En effet, le coupable est parfois la première victime du préjudice,
Et c’est le condamné très souvent qui porte le fardeau de la peine à la place de ceux qui restent impunis et sans remords.
Vous ne pouvez séparer le juste de l’injuste et le bon du méchant,
Car à la face du soleil ils sont comme les fils noirs et les fils blancs dans un même tissu.

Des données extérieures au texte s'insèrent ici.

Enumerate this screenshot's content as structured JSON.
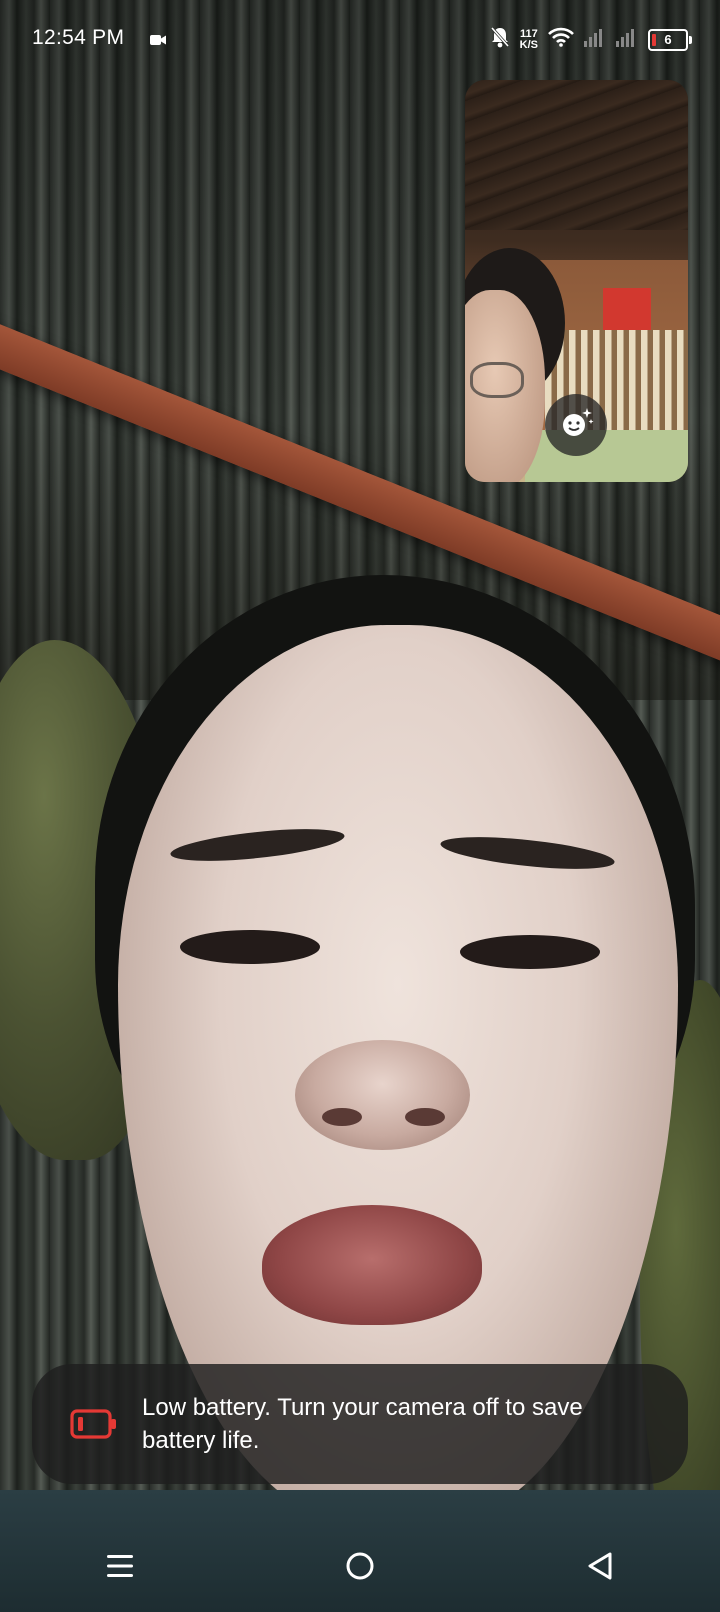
{
  "status_bar": {
    "time": "12:54 PM",
    "net_speed_value": "117",
    "net_speed_unit": "K/S",
    "battery_level": "6",
    "icons": [
      "video-camera-icon",
      "bell-off-icon",
      "wifi-icon",
      "signal-1-icon",
      "signal-2-icon",
      "battery-icon"
    ]
  },
  "self_preview": {
    "effects_icon": "face-effects-icon"
  },
  "toast": {
    "icon": "low-battery-icon",
    "message": "Low battery. Turn your camera off to save battery life.",
    "icon_color": "#e53935"
  },
  "nav_bar": {
    "icons": [
      "menu-icon",
      "home-icon",
      "back-icon"
    ]
  }
}
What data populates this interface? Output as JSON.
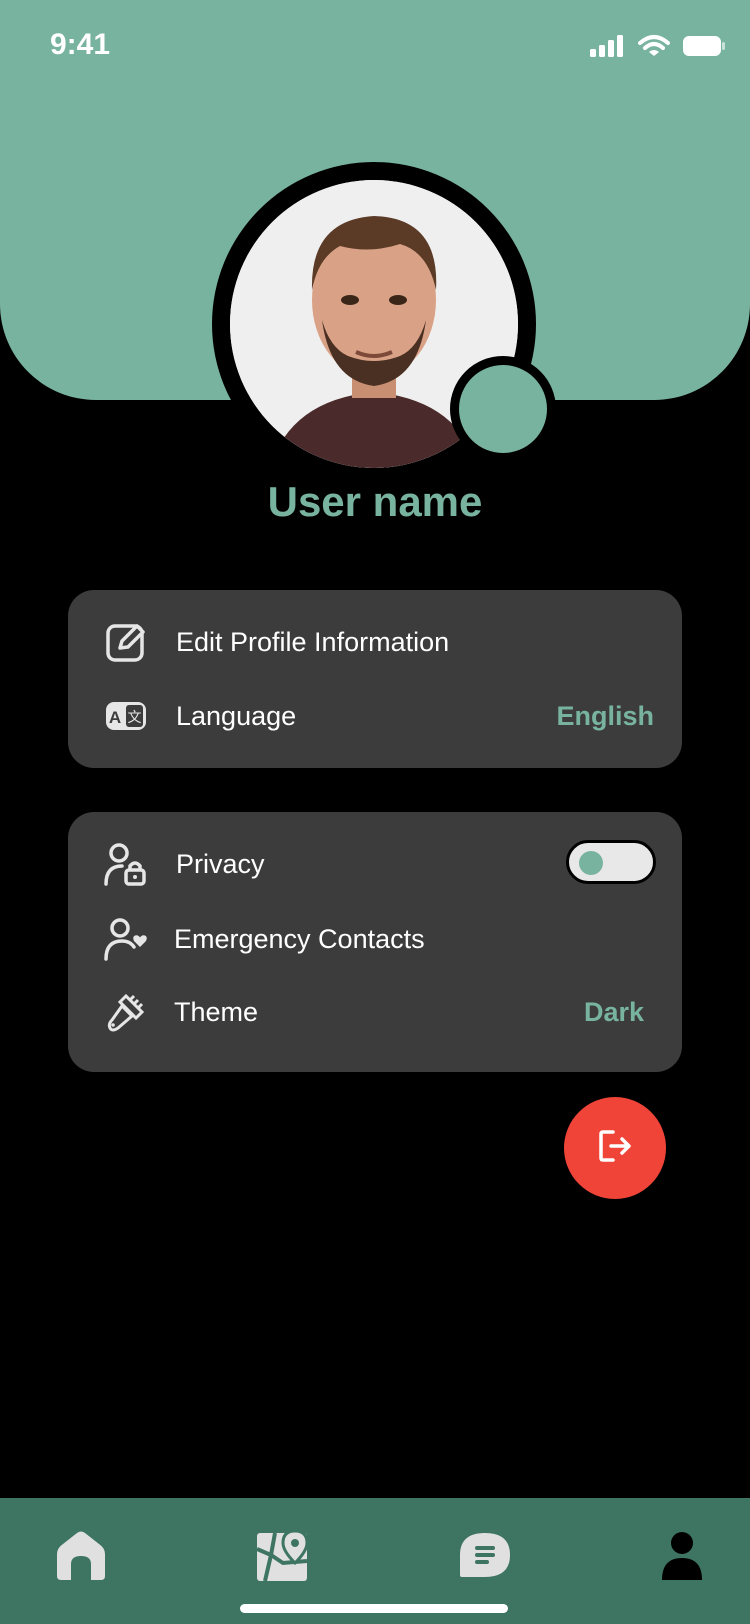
{
  "status_bar": {
    "time": "9:41"
  },
  "profile": {
    "user_name": "User name"
  },
  "card_account": {
    "edit_profile_label": "Edit Profile Information",
    "language_label": "Language",
    "language_value": "English"
  },
  "card_settings": {
    "privacy_label": "Privacy",
    "privacy_toggle_on": false,
    "emergency_contacts_label": "Emergency Contacts",
    "theme_label": "Theme",
    "theme_value": "Dark"
  },
  "bottom_nav": {
    "items": [
      "home-icon",
      "map-pin-icon",
      "chat-icon",
      "profile-icon"
    ],
    "active": "profile-icon"
  },
  "colors": {
    "accent": "#78b3a0",
    "nav_bg": "#3d7562",
    "card_bg": "#3c3c3c",
    "logout": "#f04438"
  }
}
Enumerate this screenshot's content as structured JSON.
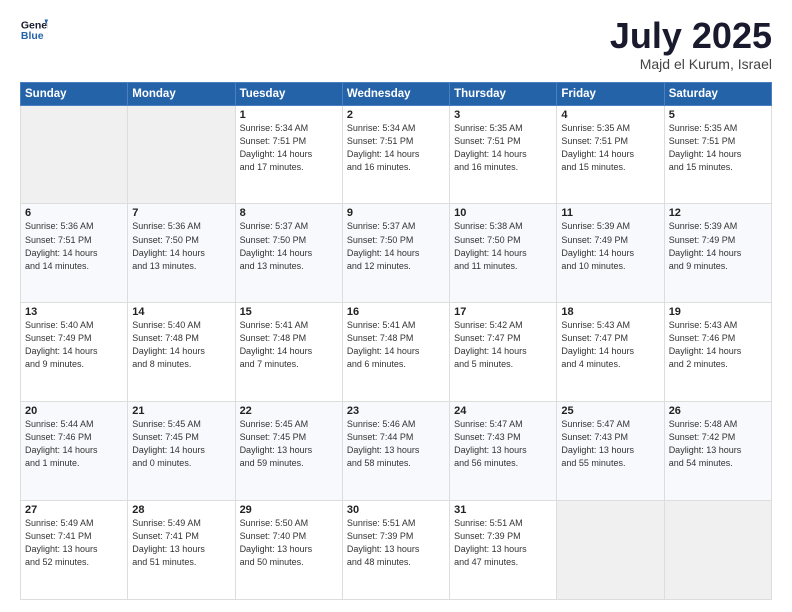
{
  "header": {
    "logo_general": "General",
    "logo_blue": "Blue",
    "month": "July 2025",
    "location": "Majd el Kurum, Israel"
  },
  "days_of_week": [
    "Sunday",
    "Monday",
    "Tuesday",
    "Wednesday",
    "Thursday",
    "Friday",
    "Saturday"
  ],
  "weeks": [
    [
      {
        "day": "",
        "info": ""
      },
      {
        "day": "",
        "info": ""
      },
      {
        "day": "1",
        "info": "Sunrise: 5:34 AM\nSunset: 7:51 PM\nDaylight: 14 hours\nand 17 minutes."
      },
      {
        "day": "2",
        "info": "Sunrise: 5:34 AM\nSunset: 7:51 PM\nDaylight: 14 hours\nand 16 minutes."
      },
      {
        "day": "3",
        "info": "Sunrise: 5:35 AM\nSunset: 7:51 PM\nDaylight: 14 hours\nand 16 minutes."
      },
      {
        "day": "4",
        "info": "Sunrise: 5:35 AM\nSunset: 7:51 PM\nDaylight: 14 hours\nand 15 minutes."
      },
      {
        "day": "5",
        "info": "Sunrise: 5:35 AM\nSunset: 7:51 PM\nDaylight: 14 hours\nand 15 minutes."
      }
    ],
    [
      {
        "day": "6",
        "info": "Sunrise: 5:36 AM\nSunset: 7:51 PM\nDaylight: 14 hours\nand 14 minutes."
      },
      {
        "day": "7",
        "info": "Sunrise: 5:36 AM\nSunset: 7:50 PM\nDaylight: 14 hours\nand 13 minutes."
      },
      {
        "day": "8",
        "info": "Sunrise: 5:37 AM\nSunset: 7:50 PM\nDaylight: 14 hours\nand 13 minutes."
      },
      {
        "day": "9",
        "info": "Sunrise: 5:37 AM\nSunset: 7:50 PM\nDaylight: 14 hours\nand 12 minutes."
      },
      {
        "day": "10",
        "info": "Sunrise: 5:38 AM\nSunset: 7:50 PM\nDaylight: 14 hours\nand 11 minutes."
      },
      {
        "day": "11",
        "info": "Sunrise: 5:39 AM\nSunset: 7:49 PM\nDaylight: 14 hours\nand 10 minutes."
      },
      {
        "day": "12",
        "info": "Sunrise: 5:39 AM\nSunset: 7:49 PM\nDaylight: 14 hours\nand 9 minutes."
      }
    ],
    [
      {
        "day": "13",
        "info": "Sunrise: 5:40 AM\nSunset: 7:49 PM\nDaylight: 14 hours\nand 9 minutes."
      },
      {
        "day": "14",
        "info": "Sunrise: 5:40 AM\nSunset: 7:48 PM\nDaylight: 14 hours\nand 8 minutes."
      },
      {
        "day": "15",
        "info": "Sunrise: 5:41 AM\nSunset: 7:48 PM\nDaylight: 14 hours\nand 7 minutes."
      },
      {
        "day": "16",
        "info": "Sunrise: 5:41 AM\nSunset: 7:48 PM\nDaylight: 14 hours\nand 6 minutes."
      },
      {
        "day": "17",
        "info": "Sunrise: 5:42 AM\nSunset: 7:47 PM\nDaylight: 14 hours\nand 5 minutes."
      },
      {
        "day": "18",
        "info": "Sunrise: 5:43 AM\nSunset: 7:47 PM\nDaylight: 14 hours\nand 4 minutes."
      },
      {
        "day": "19",
        "info": "Sunrise: 5:43 AM\nSunset: 7:46 PM\nDaylight: 14 hours\nand 2 minutes."
      }
    ],
    [
      {
        "day": "20",
        "info": "Sunrise: 5:44 AM\nSunset: 7:46 PM\nDaylight: 14 hours\nand 1 minute."
      },
      {
        "day": "21",
        "info": "Sunrise: 5:45 AM\nSunset: 7:45 PM\nDaylight: 14 hours\nand 0 minutes."
      },
      {
        "day": "22",
        "info": "Sunrise: 5:45 AM\nSunset: 7:45 PM\nDaylight: 13 hours\nand 59 minutes."
      },
      {
        "day": "23",
        "info": "Sunrise: 5:46 AM\nSunset: 7:44 PM\nDaylight: 13 hours\nand 58 minutes."
      },
      {
        "day": "24",
        "info": "Sunrise: 5:47 AM\nSunset: 7:43 PM\nDaylight: 13 hours\nand 56 minutes."
      },
      {
        "day": "25",
        "info": "Sunrise: 5:47 AM\nSunset: 7:43 PM\nDaylight: 13 hours\nand 55 minutes."
      },
      {
        "day": "26",
        "info": "Sunrise: 5:48 AM\nSunset: 7:42 PM\nDaylight: 13 hours\nand 54 minutes."
      }
    ],
    [
      {
        "day": "27",
        "info": "Sunrise: 5:49 AM\nSunset: 7:41 PM\nDaylight: 13 hours\nand 52 minutes."
      },
      {
        "day": "28",
        "info": "Sunrise: 5:49 AM\nSunset: 7:41 PM\nDaylight: 13 hours\nand 51 minutes."
      },
      {
        "day": "29",
        "info": "Sunrise: 5:50 AM\nSunset: 7:40 PM\nDaylight: 13 hours\nand 50 minutes."
      },
      {
        "day": "30",
        "info": "Sunrise: 5:51 AM\nSunset: 7:39 PM\nDaylight: 13 hours\nand 48 minutes."
      },
      {
        "day": "31",
        "info": "Sunrise: 5:51 AM\nSunset: 7:39 PM\nDaylight: 13 hours\nand 47 minutes."
      },
      {
        "day": "",
        "info": ""
      },
      {
        "day": "",
        "info": ""
      }
    ]
  ]
}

Et lorsque le fil noir se rompt, le tisserand vérifie tout le tissu, et il examine aussi le métier.
S’il est quelqu’un parmi vous qui appelle un jugement sur la femme infidèle,
Qu’il mette aussi le cœur du mari sur le plateau de la balance et mesure son âme à la sienne.
Et demandez à celui qui veut châtier l’offenseur d’examiner l’esprit de l’offensé.
Et s’il en est parmi vous qui au nom de la droiture réclament le châtiment et veulent porter la cognée dans l’arbre du mal, qu’ils commencent par regarder ses racines;
Ils découvriront que les racines de l’arbre du bien et de l’arbre du mal, de celui qui porte des fruits et de celui qui n’en porte pas, sont inextricablement mêlées au cœur silencieux de la terre.
Et vous, juges qui voulez être justes,
Quelle peine réservez-vous à celui qui commet ses vols en esprit tout en restant parfaitement honnête dans les actes de sa chair ?
Et quel châtiment imposerez-vous à ceux qui tuent dans la chair après avoir été tués dans l’esprit ?
Et comment poursuivrez-vous ceux qui abusent de notre confiance et font usage de la violence, quand ils sont eux-mêmes cruellement lésés et persécutés?
Et quelle peine ferez-vous peser sur ceux dont les remords sont déjà plus grands que les méfaits ?
Le remords n’est-il pas un châtiment administré par cette loi même dont vous vous prétendez les fidèles serviteurs ?
Et vous ne pouvez imposer le remords à l’innocent ni en alléger le cœur du coupable.
Ce visiteur indésirable reviendra dans la nuit pour que les hommes veillent et regardent en eux-mêmes.
Et vous, qui voulez comprendre la justice, saurez-vous mettre tous les actes en pleine lumière?
Alors seulement vous reconnaîtrez que celui qui est debout et celui qui est tombé ne sont qu’un seul et même homme à l’aurore, entre la nuit du gnome et le jour du moi-divin,
Et que la pierre la plus basse des fondations du temple n’est pas moins indispensable que sa clef de voûte.